There are a few different frameworks for mobile apps. Native apps are those fully hosted on the user’s device. Most or all of the functions take place without any outside data or processing. If a native app requires a connection to the internet to work, it is called a hybrid app.
If an app is accessed from a web browser, it is called a web app. These are the least expensive to build, but they don’t have the same capacity for customization and access as native or hybrid apps.
Building an app is a time-intensive process. On top of that, there are limitations on how apps can be distributed, such as Apple’s App Store approval process. Does it meet accessibility requirements for users with visual or audio handicaps? Will the app be for internal use or for all consumers?
Custom software isn’t complete without considering mobile apps, so make sure that’s part of your inventory when planning out your programs.
Some Drawbacks to Custom Software
There are many pros to custom software, but there are also some cons worth considering. Possibly the most demanding part of building your own app is finding all the time necessary to properly plan things out before signing a contract for work.

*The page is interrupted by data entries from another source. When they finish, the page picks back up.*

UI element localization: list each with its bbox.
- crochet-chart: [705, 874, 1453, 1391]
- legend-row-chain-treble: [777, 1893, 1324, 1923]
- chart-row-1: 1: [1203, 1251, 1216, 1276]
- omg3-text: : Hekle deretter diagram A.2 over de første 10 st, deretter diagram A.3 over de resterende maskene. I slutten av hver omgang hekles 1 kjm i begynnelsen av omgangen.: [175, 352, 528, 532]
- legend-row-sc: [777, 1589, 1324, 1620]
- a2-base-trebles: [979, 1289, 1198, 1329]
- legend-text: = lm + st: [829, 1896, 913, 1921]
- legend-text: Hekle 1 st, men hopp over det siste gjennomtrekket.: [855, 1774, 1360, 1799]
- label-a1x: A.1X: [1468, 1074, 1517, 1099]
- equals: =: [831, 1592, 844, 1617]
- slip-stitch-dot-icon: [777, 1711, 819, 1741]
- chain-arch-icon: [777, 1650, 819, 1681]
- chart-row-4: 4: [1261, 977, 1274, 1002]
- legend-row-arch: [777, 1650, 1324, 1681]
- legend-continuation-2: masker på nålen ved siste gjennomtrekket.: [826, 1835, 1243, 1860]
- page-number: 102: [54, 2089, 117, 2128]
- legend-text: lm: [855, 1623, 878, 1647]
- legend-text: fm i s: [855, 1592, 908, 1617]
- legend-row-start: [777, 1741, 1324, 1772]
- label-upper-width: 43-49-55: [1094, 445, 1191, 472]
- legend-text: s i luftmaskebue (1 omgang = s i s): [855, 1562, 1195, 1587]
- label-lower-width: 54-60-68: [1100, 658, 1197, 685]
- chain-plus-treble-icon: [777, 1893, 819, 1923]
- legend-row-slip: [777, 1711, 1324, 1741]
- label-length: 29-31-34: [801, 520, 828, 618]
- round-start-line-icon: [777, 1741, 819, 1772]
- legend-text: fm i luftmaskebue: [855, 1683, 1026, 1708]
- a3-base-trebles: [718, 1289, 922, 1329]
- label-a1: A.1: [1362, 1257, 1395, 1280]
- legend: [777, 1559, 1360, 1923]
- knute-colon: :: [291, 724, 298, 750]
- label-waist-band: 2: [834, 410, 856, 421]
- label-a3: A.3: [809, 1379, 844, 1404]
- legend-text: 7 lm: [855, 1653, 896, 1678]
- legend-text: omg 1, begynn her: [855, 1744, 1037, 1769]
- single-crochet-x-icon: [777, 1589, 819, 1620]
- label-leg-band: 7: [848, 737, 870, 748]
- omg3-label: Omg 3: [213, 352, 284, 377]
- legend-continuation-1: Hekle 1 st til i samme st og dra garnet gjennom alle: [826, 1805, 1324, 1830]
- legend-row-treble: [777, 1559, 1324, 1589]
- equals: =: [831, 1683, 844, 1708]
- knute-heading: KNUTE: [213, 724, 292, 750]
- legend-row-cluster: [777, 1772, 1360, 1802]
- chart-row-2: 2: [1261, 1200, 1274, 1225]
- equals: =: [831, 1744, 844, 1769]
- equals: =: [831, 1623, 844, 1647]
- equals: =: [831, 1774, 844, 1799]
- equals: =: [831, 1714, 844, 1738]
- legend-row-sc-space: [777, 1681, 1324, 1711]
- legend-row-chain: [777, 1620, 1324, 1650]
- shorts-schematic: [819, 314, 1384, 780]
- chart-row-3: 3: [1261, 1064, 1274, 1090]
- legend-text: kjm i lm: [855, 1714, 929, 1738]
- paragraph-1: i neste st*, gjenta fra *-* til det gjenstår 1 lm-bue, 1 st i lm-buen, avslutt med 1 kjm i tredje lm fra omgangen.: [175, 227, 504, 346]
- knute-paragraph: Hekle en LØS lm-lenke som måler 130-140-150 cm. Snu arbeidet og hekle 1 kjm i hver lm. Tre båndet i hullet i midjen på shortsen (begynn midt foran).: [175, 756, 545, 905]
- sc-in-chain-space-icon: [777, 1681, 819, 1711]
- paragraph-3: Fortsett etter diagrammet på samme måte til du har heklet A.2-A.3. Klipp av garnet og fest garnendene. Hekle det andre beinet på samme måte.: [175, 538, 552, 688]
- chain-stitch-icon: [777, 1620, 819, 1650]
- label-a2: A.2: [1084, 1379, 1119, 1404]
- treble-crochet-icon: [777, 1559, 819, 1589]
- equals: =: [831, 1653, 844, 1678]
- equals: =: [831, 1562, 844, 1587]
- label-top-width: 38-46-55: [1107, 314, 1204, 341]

Virtually no custom software is out the door and running in under three months. Sure, it’s probably possible, but who cares? There’s no point in building a program that doesn’t work. Take the time and do it right.
Give yourself a few weeks to answer some basic questions about what to do in order to successfully launch an app. Look over your budget, who you want to use your software, and when you need to have it completed.
Custom Apps Cost Some Dough
Pretty much every app starts somewhere around the $10,000 mark. It’s possible to go cheaper (especially if you adequately plan and trim the fat off your app), but not by too much. If it’s time for your business to get the ball rolling on a custom app, make sure you have the cash to do so.
There are places where you can cut costs, and there are places you can’t. For example, it’s a good idea to ditch the autoplay music that turns on during the login page. It’s a bad idea to hassle your developer about spending too much time building directories.
If your developer doesn’t trust that they’ll be paid, chances are things will go south for your project. Be professional, and make sure they know what you want them to build. The more you can clarify expectations and requirements with your developer, the less time they’ll have to spend exploring options to make the app work.
As a refrain, spend as much time as you can planning out the exact features and functions of your software before paying a developer. Get as much input as possible early on, implement good advice, and be patient.
The Buck Stops with You
When you decide to build something as complex and unique as custom software, there will be some tough decisions throughout the process. Sure, a smart developer will be able to handle many of those problems without your input, but there will be some choices that only you can make. Be prepared to take the lead.
Pre-packaged software takes all the risk out of development—they build a product and sell it as is. If a customer doesn’t like it, they can shop elsewhere or add more features to their subscription. As you can see though, this leaves users with the problem of trying to piece together a functional solution for their needs.
Custom software allows you to steal incorporate others’ good ideas while leaving the less helpful ones out. Any other features you want to include are only a phone call away.
To Wrap It Up
Most IT professionals prefer custom software because the learning curve is minimal. Rather than having to learn an entire suite of features, custom programs usually only require users to understand a few key functions well enough to perform on a daily basis.
Upfront, buying a subscription to pre-packaged software may sound like the better solution. Over time, however, custom software pays for itself while allowing you all rights and permissions to change it as you see fit.